Climate ‘de-risking’ startups proliferate
Nick Cavanaugh grew up in Seattle, surrounded by snow-capped mountains and hiking trails. After getting his postdoc in climate science research and working at a hedge fund, he founded weather prediction platform Sensible Weather in 2019.
While many weather prediction platforms cater to supply chains, agriculture and defense, Sensible Weather, at the time, was one of the few climate de-risking products available for day-to-day consumers in the form of travel planning. Sensible Weather works with travel partners to provide travelers refunds if weather gets in the way of their skiing or camping trips.
“I wanted to get this idea of climate finance in front of people to say, ‘Hey, this is why it matters in your life.’ There’s still this disconnect between what climate change is and why it matters to me,” Cavanaugh said. “I can show you directly, like that vacation that you got rained out of last year.”
Jupiter Intelligence, a climate analytics platform, works with companies in the real estate industry to help them to plan for weather-related issues to homes or housing insurance plans. It can also provide those in the banking sector with insights on how climate change may impact portfolio assets.
“There’s going to be enormous unpredictability with extreme weather events, with droughts,” said Jason Pontin, an agtech-focused partner at venture investment firm DCVC. “AI-based systems can give much more predictive insight to what the likely risk ranges are.”

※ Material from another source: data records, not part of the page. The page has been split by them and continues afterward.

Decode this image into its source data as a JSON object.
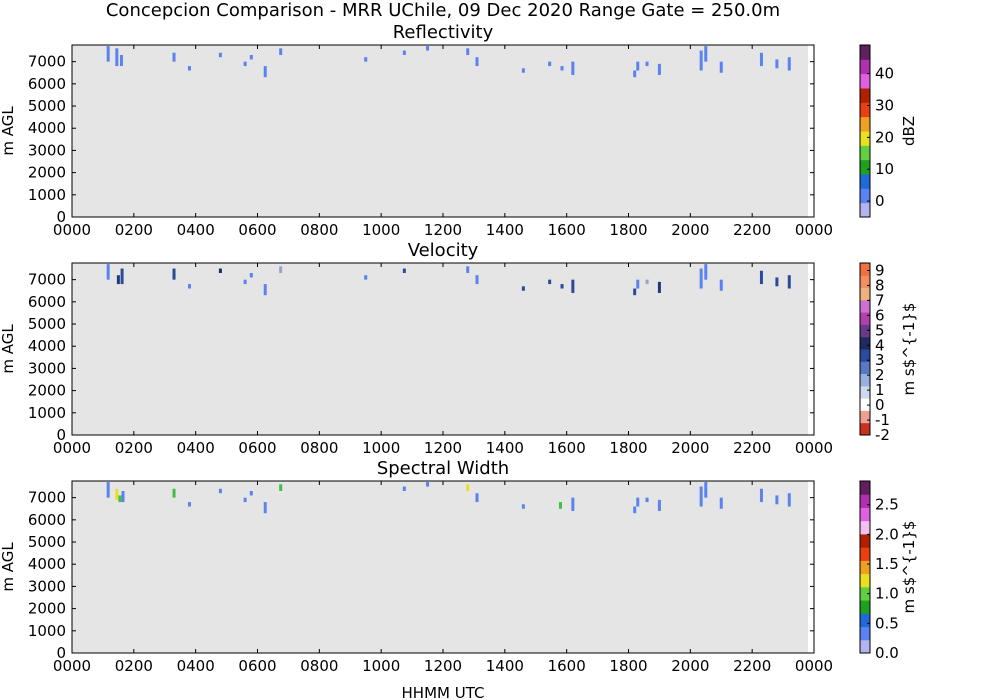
{
  "figure": {
    "title": "Concepcion Comparison - MRR UChile, 09 Dec 2020 Range Gate = 250.0m",
    "xlabel": "HHMM UTC"
  },
  "chart_data": [
    {
      "type": "heatmap",
      "title": "Reflectivity",
      "ylabel": "m AGL",
      "colorbar_label": "dBZ",
      "colorbar_ticks": [
        "0",
        "10",
        "20",
        "30",
        "40"
      ],
      "colorbar_range": [
        -5,
        49
      ],
      "xticks": [
        "0000",
        "0200",
        "0400",
        "0600",
        "0800",
        "1000",
        "1200",
        "1400",
        "1600",
        "1800",
        "2000",
        "2200",
        "0000"
      ],
      "yticks": [
        "0",
        "1000",
        "2000",
        "3000",
        "4000",
        "5000",
        "6000",
        "7000"
      ],
      "xlim_hours": [
        0,
        24
      ],
      "ylim": [
        0,
        7750
      ],
      "background": "#e5e5e5",
      "echoes": [
        {
          "t": 1.17,
          "y0": 7000,
          "y1": 7700,
          "color": "#5a82f0"
        },
        {
          "t": 1.45,
          "y0": 6800,
          "y1": 7600,
          "color": "#5a82f0"
        },
        {
          "t": 1.6,
          "y0": 6800,
          "y1": 7300,
          "color": "#5a82f0"
        },
        {
          "t": 3.3,
          "y0": 7000,
          "y1": 7400,
          "color": "#5a82f0"
        },
        {
          "t": 3.8,
          "y0": 6600,
          "y1": 6800,
          "color": "#5a82f0"
        },
        {
          "t": 4.8,
          "y0": 7200,
          "y1": 7400,
          "color": "#5a82f0"
        },
        {
          "t": 5.6,
          "y0": 6800,
          "y1": 7000,
          "color": "#5a82f0"
        },
        {
          "t": 5.8,
          "y0": 7100,
          "y1": 7300,
          "color": "#5a82f0"
        },
        {
          "t": 6.25,
          "y0": 6300,
          "y1": 6800,
          "color": "#5a82f0"
        },
        {
          "t": 6.75,
          "y0": 7300,
          "y1": 7600,
          "color": "#5a82f0"
        },
        {
          "t": 9.5,
          "y0": 7000,
          "y1": 7200,
          "color": "#5a82f0"
        },
        {
          "t": 10.75,
          "y0": 7300,
          "y1": 7500,
          "color": "#5a82f0"
        },
        {
          "t": 11.5,
          "y0": 7500,
          "y1": 7700,
          "color": "#5a82f0"
        },
        {
          "t": 12.8,
          "y0": 7300,
          "y1": 7600,
          "color": "#5a82f0"
        },
        {
          "t": 13.1,
          "y0": 6800,
          "y1": 7200,
          "color": "#5a82f0"
        },
        {
          "t": 14.6,
          "y0": 6500,
          "y1": 6700,
          "color": "#5a82f0"
        },
        {
          "t": 15.45,
          "y0": 6800,
          "y1": 7000,
          "color": "#5a82f0"
        },
        {
          "t": 15.85,
          "y0": 6600,
          "y1": 6800,
          "color": "#5a82f0"
        },
        {
          "t": 16.2,
          "y0": 6400,
          "y1": 7000,
          "color": "#5a82f0"
        },
        {
          "t": 18.2,
          "y0": 6300,
          "y1": 6600,
          "color": "#5a82f0"
        },
        {
          "t": 18.3,
          "y0": 6600,
          "y1": 7000,
          "color": "#5a82f0"
        },
        {
          "t": 18.6,
          "y0": 6800,
          "y1": 7000,
          "color": "#5a82f0"
        },
        {
          "t": 19.0,
          "y0": 6400,
          "y1": 6900,
          "color": "#5a82f0"
        },
        {
          "t": 20.35,
          "y0": 6600,
          "y1": 7500,
          "color": "#5a82f0"
        },
        {
          "t": 20.5,
          "y0": 7000,
          "y1": 7700,
          "color": "#5a82f0"
        },
        {
          "t": 21.0,
          "y0": 6500,
          "y1": 7000,
          "color": "#5a82f0"
        },
        {
          "t": 22.3,
          "y0": 6800,
          "y1": 7400,
          "color": "#5a82f0"
        },
        {
          "t": 22.8,
          "y0": 6700,
          "y1": 7100,
          "color": "#5a82f0"
        },
        {
          "t": 23.2,
          "y0": 6600,
          "y1": 7200,
          "color": "#5a82f0"
        }
      ]
    },
    {
      "type": "heatmap",
      "title": "Velocity",
      "ylabel": "m s$^{-1}$",
      "ylabel_left": "m AGL",
      "colorbar_ticks": [
        "-2",
        "-1",
        "0",
        "1",
        "2",
        "3",
        "4",
        "5",
        "6",
        "7",
        "8",
        "9"
      ],
      "colorbar_range": [
        -2,
        9.5
      ],
      "xticks": [
        "0000",
        "0200",
        "0400",
        "0600",
        "0800",
        "1000",
        "1200",
        "1400",
        "1600",
        "1800",
        "2000",
        "2200",
        "0000"
      ],
      "yticks": [
        "0",
        "1000",
        "2000",
        "3000",
        "4000",
        "5000",
        "6000",
        "7000"
      ],
      "xlim_hours": [
        0,
        24
      ],
      "ylim": [
        0,
        7750
      ],
      "background": "#e5e5e5",
      "echoes": [
        {
          "t": 1.17,
          "y0": 7000,
          "y1": 7700,
          "color": "#5a82f0"
        },
        {
          "t": 1.5,
          "y0": 6800,
          "y1": 7200,
          "color": "#1f3a7a"
        },
        {
          "t": 1.62,
          "y0": 6800,
          "y1": 7500,
          "color": "#2b4a9c"
        },
        {
          "t": 3.3,
          "y0": 7000,
          "y1": 7500,
          "color": "#2b4a9c"
        },
        {
          "t": 3.8,
          "y0": 6600,
          "y1": 6800,
          "color": "#5a82f0"
        },
        {
          "t": 4.8,
          "y0": 7300,
          "y1": 7500,
          "color": "#1f2a60"
        },
        {
          "t": 5.6,
          "y0": 6800,
          "y1": 7000,
          "color": "#5a82f0"
        },
        {
          "t": 5.8,
          "y0": 7100,
          "y1": 7300,
          "color": "#5a82f0"
        },
        {
          "t": 6.25,
          "y0": 6300,
          "y1": 6800,
          "color": "#5a82f0"
        },
        {
          "t": 6.75,
          "y0": 7300,
          "y1": 7600,
          "color": "#9aa0cc"
        },
        {
          "t": 9.5,
          "y0": 7000,
          "y1": 7200,
          "color": "#5a82f0"
        },
        {
          "t": 10.75,
          "y0": 7300,
          "y1": 7500,
          "color": "#2b4a9c"
        },
        {
          "t": 12.8,
          "y0": 7300,
          "y1": 7600,
          "color": "#5a82f0"
        },
        {
          "t": 13.1,
          "y0": 6800,
          "y1": 7200,
          "color": "#5a82f0"
        },
        {
          "t": 14.6,
          "y0": 6500,
          "y1": 6700,
          "color": "#2b4a9c"
        },
        {
          "t": 15.45,
          "y0": 6800,
          "y1": 7000,
          "color": "#2b4a9c"
        },
        {
          "t": 15.85,
          "y0": 6600,
          "y1": 6800,
          "color": "#2b4a9c"
        },
        {
          "t": 16.2,
          "y0": 6400,
          "y1": 7000,
          "color": "#2b4a9c"
        },
        {
          "t": 18.2,
          "y0": 6300,
          "y1": 6600,
          "color": "#2b4a9c"
        },
        {
          "t": 18.3,
          "y0": 6600,
          "y1": 7000,
          "color": "#5a82f0"
        },
        {
          "t": 18.6,
          "y0": 6800,
          "y1": 7000,
          "color": "#9aa0cc"
        },
        {
          "t": 19.0,
          "y0": 6400,
          "y1": 6900,
          "color": "#1f3a7a"
        },
        {
          "t": 20.35,
          "y0": 6600,
          "y1": 7500,
          "color": "#5a82f0"
        },
        {
          "t": 20.5,
          "y0": 7000,
          "y1": 7700,
          "color": "#5a82f0"
        },
        {
          "t": 21.0,
          "y0": 6500,
          "y1": 7000,
          "color": "#5a82f0"
        },
        {
          "t": 22.3,
          "y0": 6800,
          "y1": 7400,
          "color": "#2b4a9c"
        },
        {
          "t": 22.8,
          "y0": 6700,
          "y1": 7100,
          "color": "#2b4a9c"
        },
        {
          "t": 23.2,
          "y0": 6600,
          "y1": 7200,
          "color": "#2b4a9c"
        }
      ]
    },
    {
      "type": "heatmap",
      "title": "Spectral Width",
      "ylabel": "m s$^{-1}$",
      "ylabel_left": "m AGL",
      "colorbar_ticks": [
        "0.0",
        "0.5",
        "1.0",
        "1.5",
        "2.0",
        "2.5"
      ],
      "colorbar_range": [
        0,
        2.9
      ],
      "xticks": [
        "0000",
        "0200",
        "0400",
        "0600",
        "0800",
        "1000",
        "1200",
        "1400",
        "1600",
        "1800",
        "2000",
        "2200",
        "0000"
      ],
      "yticks": [
        "0",
        "1000",
        "2000",
        "3000",
        "4000",
        "5000",
        "6000",
        "7000"
      ],
      "xlim_hours": [
        0,
        24
      ],
      "ylim": [
        0,
        7750
      ],
      "background": "#e5e5e5",
      "echoes": [
        {
          "t": 1.17,
          "y0": 7000,
          "y1": 7700,
          "color": "#5a82f0"
        },
        {
          "t": 1.45,
          "y0": 6900,
          "y1": 7400,
          "color": "#e8e020"
        },
        {
          "t": 1.55,
          "y0": 6800,
          "y1": 7100,
          "color": "#40c040"
        },
        {
          "t": 1.65,
          "y0": 6800,
          "y1": 7300,
          "color": "#5a82f0"
        },
        {
          "t": 3.3,
          "y0": 7000,
          "y1": 7400,
          "color": "#40c040"
        },
        {
          "t": 3.8,
          "y0": 6600,
          "y1": 6800,
          "color": "#5a82f0"
        },
        {
          "t": 4.8,
          "y0": 7200,
          "y1": 7400,
          "color": "#5a82f0"
        },
        {
          "t": 5.6,
          "y0": 6800,
          "y1": 7000,
          "color": "#5a82f0"
        },
        {
          "t": 5.8,
          "y0": 7100,
          "y1": 7300,
          "color": "#5a82f0"
        },
        {
          "t": 6.25,
          "y0": 6300,
          "y1": 6800,
          "color": "#5a82f0"
        },
        {
          "t": 6.75,
          "y0": 7300,
          "y1": 7600,
          "color": "#40c040"
        },
        {
          "t": 10.75,
          "y0": 7300,
          "y1": 7500,
          "color": "#5a82f0"
        },
        {
          "t": 11.5,
          "y0": 7500,
          "y1": 7700,
          "color": "#5a82f0"
        },
        {
          "t": 12.8,
          "y0": 7300,
          "y1": 7600,
          "color": "#e8e020"
        },
        {
          "t": 13.1,
          "y0": 6800,
          "y1": 7200,
          "color": "#5a82f0"
        },
        {
          "t": 14.6,
          "y0": 6500,
          "y1": 6700,
          "color": "#5a82f0"
        },
        {
          "t": 15.8,
          "y0": 6500,
          "y1": 6800,
          "color": "#40c040"
        },
        {
          "t": 16.2,
          "y0": 6400,
          "y1": 7000,
          "color": "#5a82f0"
        },
        {
          "t": 18.2,
          "y0": 6300,
          "y1": 6600,
          "color": "#5a82f0"
        },
        {
          "t": 18.3,
          "y0": 6600,
          "y1": 7000,
          "color": "#5a82f0"
        },
        {
          "t": 18.6,
          "y0": 6800,
          "y1": 7000,
          "color": "#5a82f0"
        },
        {
          "t": 19.0,
          "y0": 6400,
          "y1": 6900,
          "color": "#5a82f0"
        },
        {
          "t": 20.35,
          "y0": 6600,
          "y1": 7500,
          "color": "#5a82f0"
        },
        {
          "t": 20.5,
          "y0": 7000,
          "y1": 7700,
          "color": "#5a82f0"
        },
        {
          "t": 21.0,
          "y0": 6500,
          "y1": 7000,
          "color": "#5a82f0"
        },
        {
          "t": 22.3,
          "y0": 6800,
          "y1": 7400,
          "color": "#5a82f0"
        },
        {
          "t": 22.8,
          "y0": 6700,
          "y1": 7100,
          "color": "#5a82f0"
        },
        {
          "t": 23.2,
          "y0": 6600,
          "y1": 7200,
          "color": "#5a82f0"
        }
      ]
    }
  ],
  "colorbars": {
    "reflectivity": [
      "#b3b3f2",
      "#5a82f0",
      "#1f6ad8",
      "#20a020",
      "#60d040",
      "#e8e020",
      "#f0a020",
      "#e84010",
      "#b02000",
      "#e060e0",
      "#b030b0",
      "#602060"
    ],
    "velocity": [
      "#c83020",
      "#f0a090",
      "#ffffff",
      "#d0d8f0",
      "#9ab0e0",
      "#5a78c0",
      "#2b4a9c",
      "#1f2a60",
      "#6a3a8a",
      "#b040b0",
      "#d070d0",
      "#f0b080",
      "#f09060",
      "#f07040"
    ],
    "spectral_width": [
      "#b3b3f2",
      "#5a82f0",
      "#1f6ad8",
      "#20a020",
      "#60d040",
      "#e8e020",
      "#f0a020",
      "#e84010",
      "#b02000",
      "#f0c0f0",
      "#e060e0",
      "#b030b0",
      "#602060"
    ]
  }
}
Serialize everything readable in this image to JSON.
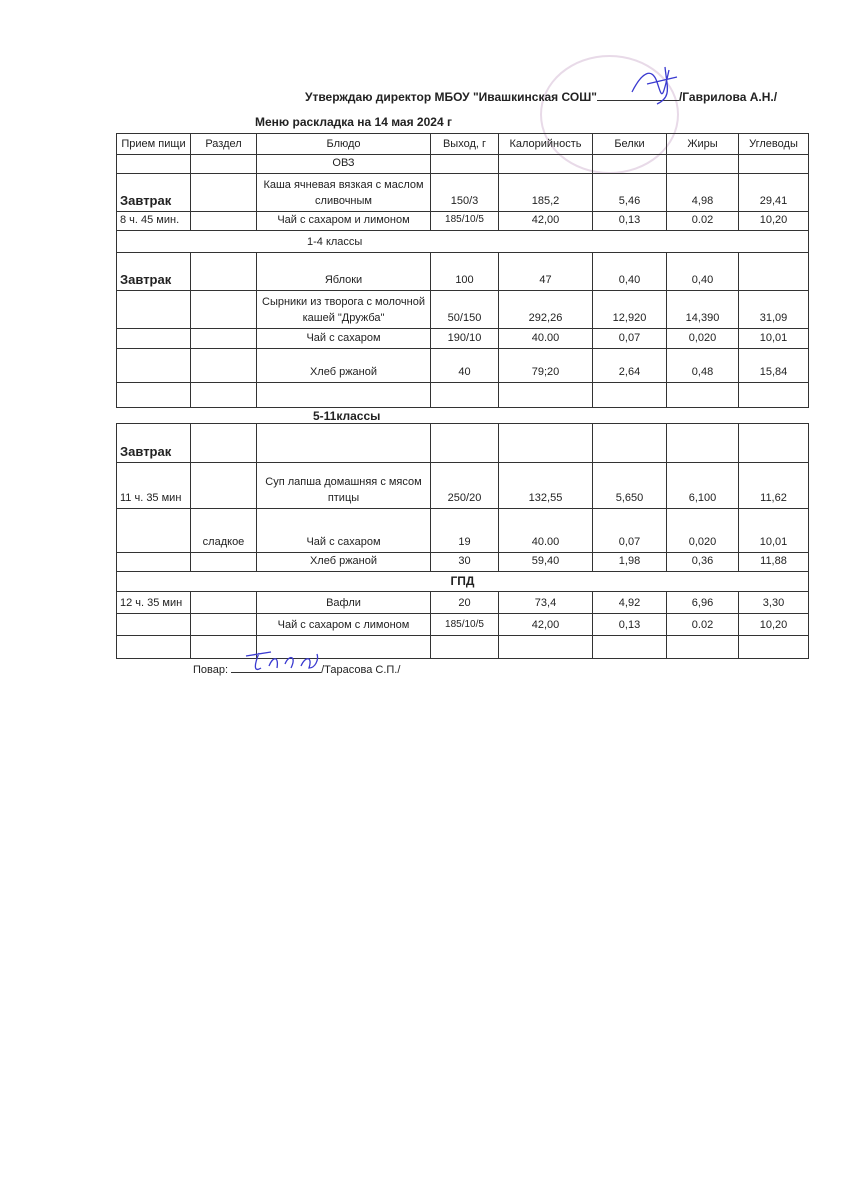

Climate tech: More than a weather forecast
The use cases for climate prediction technology are wide-reaching and easily scalable, which is why investors have poured money into it.
Many of the companies in the sector operate on a platform-as-a-service model with few product expenses, allowing the same climate data to be used for multiple purposes and sold to companies that are only now seeing the effects of climate change in their industries.
“Climate is changing and the world is changing,” Gupta said. “And there are people who are impacted who don’t even know they’re impacted by that.”